When readers of my previous posts left an assortment of comments related to a “blogwarming”, I was utterly charmed. I never had thought of transferring the concept of housewarming to a blog, but I liked it immediately. It seemed appropriate, and fun. Even though pieces and paragraphs are still fighting for the best placement and a few boxes of snippets and images refuse to let themselves be unpacked, I didn’t mind surprise guests. Their greetings nudged some surprising memories into consciousness, and the memories are all pleasant.
I experienced my first housewarming when my parents built a new home for us on the edge of town, just three blocks from the football stadium and a short stroll to the Iowa cornfields. I may be mistaken in my recollection that someone wandered away from the party into the cornfields that night and had to be fetched back, but it certainly was quite a party. The fellows from my Dad’s engineering department were always ready to share a libation or two, and the fact that there was an “occasion” helped get the ladies in the mood. There was food, drink, gifts and more drink, and great good cheer.
In those days, building a new house was an accomplishment. For my father, raised in an Iowa coal mining family, surviving the depression and becoming an Industrial Engineer at the Maytag Company on the basis of knowledge and skill rather than degrees, the experience was especially sweet. He was rightfully proud of his accomplishments, and when the house was built, the community gathered around he and Mom for a night of affectionate celebration.
As the years passed, housewarmings (or dorm room-warmings, or apartment-warmings) became more common. To one degree or another, each occasion was touched by joy and gratitude, a sense of adventure and the sheer pleasure of new surroundings.
When I think about my parents’ housewarming, I also realize how important the sense of community was for them. After everything involved in building a house, after so many hours spent in the process – meeting architects, pulling permits, revising plans, dealing with cost overruns – it was unbelievably meaningful for them to have friends stop by with their gift and their presence and say, “It looks wonderful”.
And now, I am sharing in that experience. After all the solitary hours at my computer, after all of the revisions and unworkable plans and mysterious obstacles encountered while trying to create something pleasing – it has been wonderful to have someone stop by and say, “I’ll bring the covered dish, a bottle of wine, the cofffee, the cinnamon pinwheels…”

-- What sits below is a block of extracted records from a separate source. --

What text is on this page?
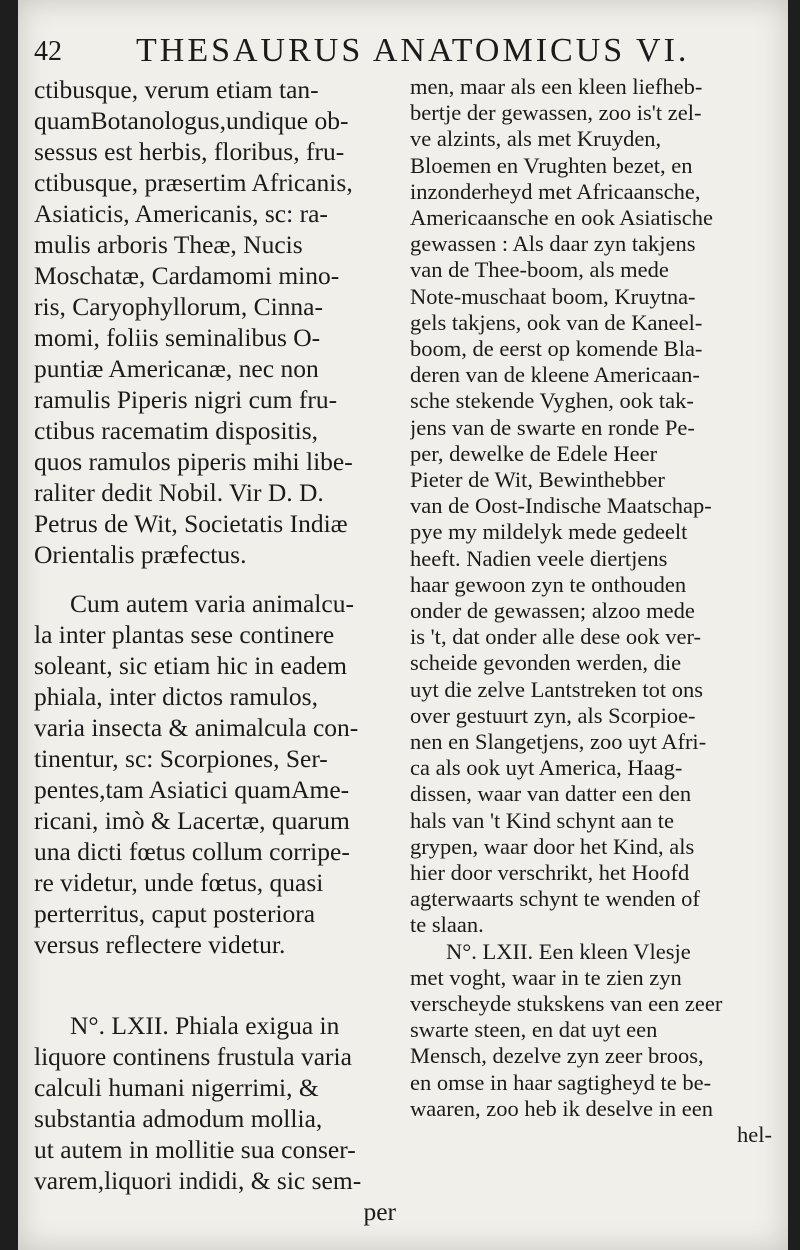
42 THESAURUS ANATOMICUS VI.
ctibusque, verum etiam tan-
quamBotanologus,undique ob-
sessus est herbis, floribus, fru-
ctibusque, præsertim Africanis,
Asiaticis, Americanis, sc: ra-
mulis arboris Theæ, Nucis
Moschatæ, Cardamomi mino-
ris, Caryophyllorum, Cinna-
momi, foliis seminalibus O-
puntiæ Americanæ, nec non
ramulis Piperis nigri cum fru-
ctibus racematim dispositis,
quos ramulos piperis mihi libe-
raliter dedit Nobil. Vir D. D.
Petrus de Wit, Societatis Indiæ
Orientalis præfectus.
Cum autem varia animalcu-
la inter plantas sese continere
soleant, sic etiam hic in eadem
phiala, inter dictos ramulos,
varia insecta & animalcula con-
tinentur, sc: Scorpiones, Ser-
pentes,tam Asiatici quamAme-
ricani, imò & Lacertæ, quarum
una dicti fœtus collum corripe-
re videtur, unde fœtus, quasi
perterritus, caput posteriora
versus reflectere videtur.
N°. LXII. Phiala exigua in
liquore continens frustula varia
calculi humani nigerrimi, &
substantia admodum mollia,
ut autem in mollitie sua conser-
varem,liquori indidi, & sic sem-
per
men, maar als een kleen liefheb-
bertje der gewassen, zoo is't zel-
ve alzints, als met Kruyden,
Bloemen en Vrughten bezet, en
inzonderheyd met Africaansche,
Americaansche en ook Asiatische
gewassen : Als daar zyn takjens
van de Thee-boom, als mede
Note-muschaat boom, Kruytna-
gels takjens, ook van de Kaneel-
boom, de eerst op komende Bla-
deren van de kleene Americaan-
sche stekende Vyghen, ook tak-
jens van de swarte en ronde Pe-
per, dewelke de Edele Heer
Pieter de Wit, Bewinthebber
van de Oost-Indische Maatschap-
pye my mildelyk mede gedeelt
heeft. Nadien veele diertjens
haar gewoon zyn te onthouden
onder de gewassen; alzoo mede
is 't, dat onder alle dese ook ver-
scheide gevonden werden, die
uyt die zelve Lantstreken tot ons
over gestuurt zyn, als Scorpioe-
nen en Slangetjens, zoo uyt Afri-
ca als ook uyt America, Haag-
dissen, waar van datter een den
hals van 't Kind schynt aan te
grypen, waar door het Kind, als
hier door verschrikt, het Hoofd
agterwaarts schynt te wenden of
te slaan.
N°. LXII. Een kleen Vlesje
met voght, waar in te zien zyn
verscheyde stukskens van een zeer
swarte steen, en dat uyt een
Mensch, dezelve zyn zeer broos,
en omse in haar sagtigheyd te be-
waaren, zoo heb ik deselve in een
hel-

Traditional housewarming or modern blogwarming, the point is the same: life is better in community. Blogwarmings aren’t likely to overtake housewarmings in popularity any time soon. Google shows only 1,230 entries for blogwarmings, but 8,410,000 for housewarmings, so it will be a while before Martha Stewart and Rachel Ray pick up on the trend and publish recipes or lists of appropriate gifts.
But those who are part of this new world, folks who have seen old traditions revived in new and creative ways and who have helped to sustain the rituals themselves, know the truth. Human beings are meant to connect, laughter and good wishes are an appropriate response to new adventures, and gratitude for what has been walks hand in hand with joy in new possibilties.
In the old days, a familiar Irish blessing for housewarmings was:
May the roof above us never fall in
And may we good companions beneath it never fall out.
For our new day, the old blessing still applies, even for people who have yet to meet.:
May the hard drive that connects us never crash,
And may we good companions around it never clash.